Now, after having read the book, I am surprised frankly by how much controversy this particular text has garnered, especially given how many other books involve similar plots and issues related to allegorical/metaphorical relationalities between our world and the fictional world. Nevertheless, the book does present us the opportunity to remember that even highly “estranging” fictional worlds can be politicized and framed through actual historical and social contexts (a connection that Zhao herself cannot escape given certain authorial intentionalities).
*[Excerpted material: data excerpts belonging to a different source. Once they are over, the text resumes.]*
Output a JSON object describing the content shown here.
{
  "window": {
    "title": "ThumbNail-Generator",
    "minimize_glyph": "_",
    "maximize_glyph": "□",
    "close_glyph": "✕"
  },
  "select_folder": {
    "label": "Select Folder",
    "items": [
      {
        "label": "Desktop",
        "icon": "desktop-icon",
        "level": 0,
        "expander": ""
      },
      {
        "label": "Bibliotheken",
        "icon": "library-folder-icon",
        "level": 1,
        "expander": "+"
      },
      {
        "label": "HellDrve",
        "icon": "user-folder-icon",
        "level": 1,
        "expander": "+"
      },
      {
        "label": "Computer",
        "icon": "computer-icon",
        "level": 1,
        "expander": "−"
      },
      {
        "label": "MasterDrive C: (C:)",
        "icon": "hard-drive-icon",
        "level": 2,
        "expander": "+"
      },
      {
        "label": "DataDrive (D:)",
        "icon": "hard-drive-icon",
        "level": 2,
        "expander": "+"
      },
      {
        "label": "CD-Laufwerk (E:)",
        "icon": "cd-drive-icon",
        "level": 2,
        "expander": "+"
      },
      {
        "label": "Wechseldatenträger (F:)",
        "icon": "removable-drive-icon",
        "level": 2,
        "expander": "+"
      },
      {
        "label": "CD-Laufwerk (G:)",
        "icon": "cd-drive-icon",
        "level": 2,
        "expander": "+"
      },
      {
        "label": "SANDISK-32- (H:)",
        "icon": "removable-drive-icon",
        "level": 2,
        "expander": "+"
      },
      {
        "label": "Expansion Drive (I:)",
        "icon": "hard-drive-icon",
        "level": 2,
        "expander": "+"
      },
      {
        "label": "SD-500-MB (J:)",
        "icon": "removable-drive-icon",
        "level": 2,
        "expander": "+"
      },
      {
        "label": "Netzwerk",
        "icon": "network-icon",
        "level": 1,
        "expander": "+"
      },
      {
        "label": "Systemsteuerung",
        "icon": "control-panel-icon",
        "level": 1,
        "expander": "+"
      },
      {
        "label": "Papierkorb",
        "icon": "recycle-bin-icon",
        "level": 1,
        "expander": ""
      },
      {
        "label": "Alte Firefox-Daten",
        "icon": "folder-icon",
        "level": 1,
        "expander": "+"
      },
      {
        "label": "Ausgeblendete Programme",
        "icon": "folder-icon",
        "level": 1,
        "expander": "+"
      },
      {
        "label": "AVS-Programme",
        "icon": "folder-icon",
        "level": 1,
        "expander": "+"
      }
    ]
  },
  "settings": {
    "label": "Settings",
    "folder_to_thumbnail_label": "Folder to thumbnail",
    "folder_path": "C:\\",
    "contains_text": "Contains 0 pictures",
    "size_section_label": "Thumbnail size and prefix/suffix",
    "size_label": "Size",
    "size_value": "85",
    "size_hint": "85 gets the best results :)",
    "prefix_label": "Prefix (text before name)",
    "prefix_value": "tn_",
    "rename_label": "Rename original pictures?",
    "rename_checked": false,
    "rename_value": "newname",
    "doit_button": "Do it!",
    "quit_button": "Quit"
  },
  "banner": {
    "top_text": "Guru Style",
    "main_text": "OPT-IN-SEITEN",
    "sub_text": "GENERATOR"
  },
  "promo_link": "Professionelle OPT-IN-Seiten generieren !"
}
The novel itself adheres somewhat closely to the paranormal romance plot. There is a female teenager character who seems relatively normal, but is soon revealed to be absolutely extraordinary, not only in power but also in her heritage. She is a huge big bad to deal with in the form of the corrupted Cyrillian Empire. And, of course, there is a roguish man, who may or may not become a central, romantic lead. The darkness of the fictional world is apparent by much of the carnage and violence that tracks throughout the text, so readers should be aware that there are scenes that are pretty explicit brutality. Because of this representational streak, the novel seems to border on a kind of paranormal horror.
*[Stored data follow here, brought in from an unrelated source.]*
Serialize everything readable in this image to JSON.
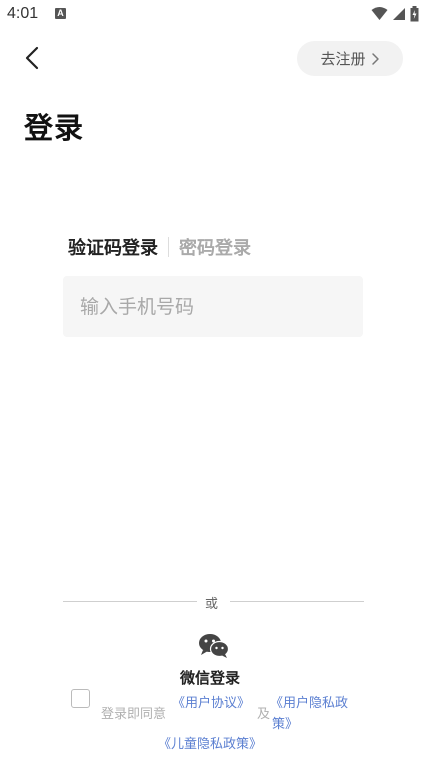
{
  "status_bar": {
    "time": "4:01",
    "notification_badge": "A",
    "icons": [
      "wifi-icon",
      "signal-icon",
      "battery-icon"
    ]
  },
  "header": {
    "back_icon": "chevron-left-icon",
    "register_label": "去注册",
    "register_icon": "chevron-right-icon"
  },
  "page": {
    "title": "登录"
  },
  "tabs": [
    {
      "label": "验证码登录",
      "active": true
    },
    {
      "label": "密码登录",
      "active": false
    }
  ],
  "phone": {
    "value": "",
    "placeholder": "输入手机号码"
  },
  "alt_login": {
    "or_label": "或",
    "wechat_label": "微信登录",
    "wechat_icon": "wechat-icon"
  },
  "agreement": {
    "checked": false,
    "prefix": "登录即同意",
    "user_agreement": "《用户协议》",
    "and": "及",
    "privacy_policy_line1": "《用户隐私政",
    "privacy_policy_line2": "策》",
    "children_policy": "《儿童隐私政策》"
  },
  "colors": {
    "link": "#5b7fd1",
    "background": "#ffffff",
    "input_bg": "#f6f6f6"
  }
}
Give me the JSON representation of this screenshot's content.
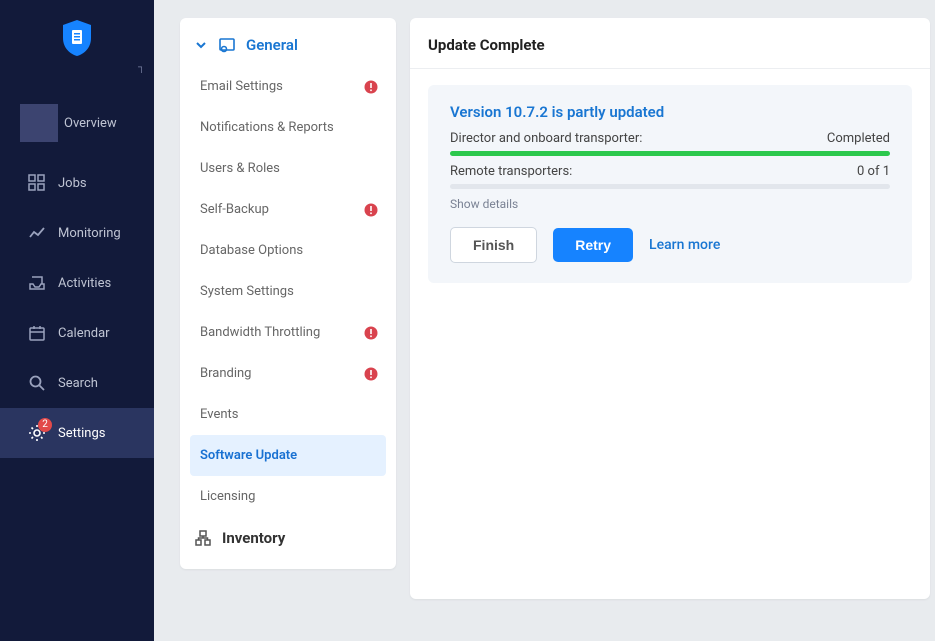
{
  "logo": {
    "name": "shield-logo"
  },
  "nav": {
    "items": [
      {
        "label": "Overview",
        "icon": "overview-icon"
      },
      {
        "label": "Jobs",
        "icon": "grid-icon"
      },
      {
        "label": "Monitoring",
        "icon": "chart-icon"
      },
      {
        "label": "Activities",
        "icon": "tray-icon"
      },
      {
        "label": "Calendar",
        "icon": "calendar-icon"
      },
      {
        "label": "Search",
        "icon": "search-icon"
      },
      {
        "label": "Settings",
        "icon": "gear-icon",
        "badge": "2"
      }
    ]
  },
  "settings_panel": {
    "section_general": {
      "label": "General",
      "items": [
        {
          "label": "Email Settings",
          "warn": true
        },
        {
          "label": "Notifications & Reports"
        },
        {
          "label": "Users & Roles"
        },
        {
          "label": "Self-Backup",
          "warn": true
        },
        {
          "label": "Database Options"
        },
        {
          "label": "System Settings"
        },
        {
          "label": "Bandwidth Throttling",
          "warn": true
        },
        {
          "label": "Branding",
          "warn": true
        },
        {
          "label": "Events"
        },
        {
          "label": "Software Update",
          "active": true
        },
        {
          "label": "Licensing"
        }
      ]
    },
    "section_inventory": {
      "label": "Inventory"
    }
  },
  "main": {
    "title": "Update Complete",
    "card": {
      "heading": "Version 10.7.2 is partly updated",
      "rows": [
        {
          "label": "Director and onboard transporter:",
          "value": "Completed",
          "done": true
        },
        {
          "label": "Remote transporters:",
          "value": "0 of 1",
          "done": false
        }
      ],
      "show_details": "Show details",
      "finish_label": "Finish",
      "retry_label": "Retry",
      "learn_label": "Learn more"
    }
  }
}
I found the text immensely readable. Upon realizing that there were only 100 pages left and I was already an hour past my bedtime, I made myself put the book away. Make no mistakes: the next night, I concluded my writing early just so I could finish it. Zhao’s novel will continue with Red Tigress, set to be released sometime in 2020. I’ll certainly be ready to read what seems to be the conclusion to a duology. Because of the specific controversies generated by this text, I would actually see this book as one that would be a productive addition to a classroom, as students could explore questions of representational appropriation, metaphorical relationality, and racial discourses as they are presented in YA fictions.
Buy the Book Here!
Review Author: Review Editor: Gnei Soraya Zarook
If you have any questions or want us to consider your book for review, please don’t hesitate to contact us via email!
Prof. Stephen Hong Sohn at ssohnucr@gmail.com
Gnei Soraya Zarook, PhD Student in English, at gzaro001@ucr.edu

A Review of Akwaeke Emezi’s Pet (Make Me a World, 2019)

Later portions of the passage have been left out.